Para los usuarios externos, también se desarrollaron diversos proyectos entre los que se encontraban los siguientes:

  • Instituto Mexicano del Seguro Social. Estuvo a cargo de un proyecto de estudios estadísticos de la población asegurada.
  • Banco de México (Banxico). Cómputo del encaje legal. Para los que no vivieron esa época, el encaje legal era una obligación para las inversiones de los bancos. Este cómputo se conservó en el CCE hasta 1965 en que Banxico instaló su propia computadora.
  • Secretaría de Marina. En la UNAM existía una delegación de la Secretaría de Marina denominada Comisión Astronómica de la Armada, que tenía a su cargo la elaboración del Anuario Astronómico de la Armada. Este documento contenía las coordenadas de sol, luna, planetas y las 50 estrellas más brillantes del cielo y que servía para determinar la ubicación de la embarcaciones. Los cálculos para la elaboración del Anuario se hicieron en el CCE, hasta que la dependencia instaló su propio equipo. Hay que recordar que en ese entonces no existía el GPS(Global Positioning System).
  • Bancomer. Inició un proyecto de procesamiento de nóminas.
  • Petróleos Mexicanos. Para PEMEX se desarrolló el proyecto de Programa lineal para la mezcla de gasolinas. En ese tiempo la técnica da la programación lineal para la optimización de operaciones estaba en sus inicios y ésta fue una de sus aplicaciones. También se cita un diseño de la tubería de revestimiento para un pozo de cinco mil metros.

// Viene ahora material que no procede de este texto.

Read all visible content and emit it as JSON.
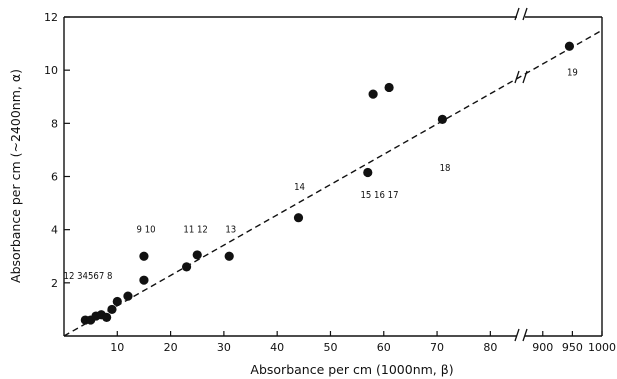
{
  "chart_data": {
    "type": "scatter",
    "title": "",
    "xlabel": "Absorbance per cm (1000nm, β)",
    "ylabel": "Absorbance per cm (~2400nm, α)",
    "x_segments": [
      {
        "range": [
          0,
          85
        ],
        "ticks": [
          10,
          20,
          30,
          40,
          50,
          60,
          70,
          80
        ],
        "tick_labels": [
          "10",
          "20",
          "30",
          "40",
          "50",
          "60",
          "70",
          "80"
        ]
      },
      {
        "range": [
          870,
          1000
        ],
        "ticks": [
          900,
          950,
          1000
        ],
        "tick_labels": [
          "900",
          "950",
          "1000"
        ]
      }
    ],
    "axis_break": "x between 85 and 870",
    "ylim": [
      0,
      12
    ],
    "y_ticks": [
      2,
      4,
      6,
      8,
      10,
      12
    ],
    "y_tick_labels": [
      "2",
      "4",
      "6",
      "8",
      "10",
      "12"
    ],
    "grid": false,
    "points": [
      {
        "x": 4,
        "y": 0.6
      },
      {
        "x": 5,
        "y": 0.6
      },
      {
        "x": 6,
        "y": 0.75
      },
      {
        "x": 7,
        "y": 0.8
      },
      {
        "x": 8,
        "y": 0.7
      },
      {
        "x": 9,
        "y": 1.0
      },
      {
        "x": 10,
        "y": 1.3
      },
      {
        "x": 12,
        "y": 1.5
      },
      {
        "x": 15,
        "y": 2.1
      },
      {
        "x": 15,
        "y": 3.0
      },
      {
        "x": 23,
        "y": 2.6
      },
      {
        "x": 25,
        "y": 3.05
      },
      {
        "x": 31,
        "y": 3.0
      },
      {
        "x": 44,
        "y": 4.45
      },
      {
        "x": 57,
        "y": 6.15
      },
      {
        "x": 58,
        "y": 9.1
      },
      {
        "x": 61,
        "y": 9.35
      },
      {
        "x": 71,
        "y": 8.15
      },
      {
        "x": 945,
        "y": 10.9
      }
    ],
    "fit_line": {
      "style": "dashed",
      "from": {
        "x": 0,
        "y": 0
      },
      "to": {
        "x": 1000,
        "y": 11.5
      }
    },
    "annotations": [
      {
        "text": "12 34567 8",
        "x": 4.5,
        "y": 2.15
      },
      {
        "text": "9 10",
        "x": 15.4,
        "y": 3.9
      },
      {
        "text": "11 12",
        "x": 24.7,
        "y": 3.9
      },
      {
        "text": "13",
        "x": 31.3,
        "y": 3.9
      },
      {
        "text": "14",
        "x": 44.2,
        "y": 5.5
      },
      {
        "text": "15 16 17",
        "x": 59.2,
        "y": 5.2
      },
      {
        "text": "18",
        "x": 71.5,
        "y": 6.2
      },
      {
        "text": "19",
        "x": 950,
        "y": 9.8
      }
    ]
  }
}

Existieron otros proyectos para diversas empresas, pero solamente enumero una muestra de la importancia que la IBM 650 estaba adquiriendo dentro de las empresas líderes en México.
Este es, en breve, el génesis en México del ingenio del hombre y que ha tenido el impacto más rápido y profundo que otros inventos han mostrado. Resultado del empeño de un soñador, del apoyo de autoridades universitarias visionarias y del trabajo de académicos y alumnos enamorados de la nueva tecnología.

Bibliografía:
Dr. Rafael Fernández. Revista Digital Universitaria. 31 de Marzo de 2000. Nota para una historia del cómputo en México. Del Centro de Cálculo Electrónico al Centro de Investigaciones en Matemática Aplicada, Sistemas y Servicios.
Dr. Christian Lemaitre, Miguel Soriano. La Computación en México durante su primera década.
Dr. Renato Iturriaga. Testimonios y Reflexiones. Conferencia en la inauguración de la celebración de los 50 años de computación. 18 de junio 2008.
Ver www.enterate.unam.mx. Año 7. Num 70. junio 2008.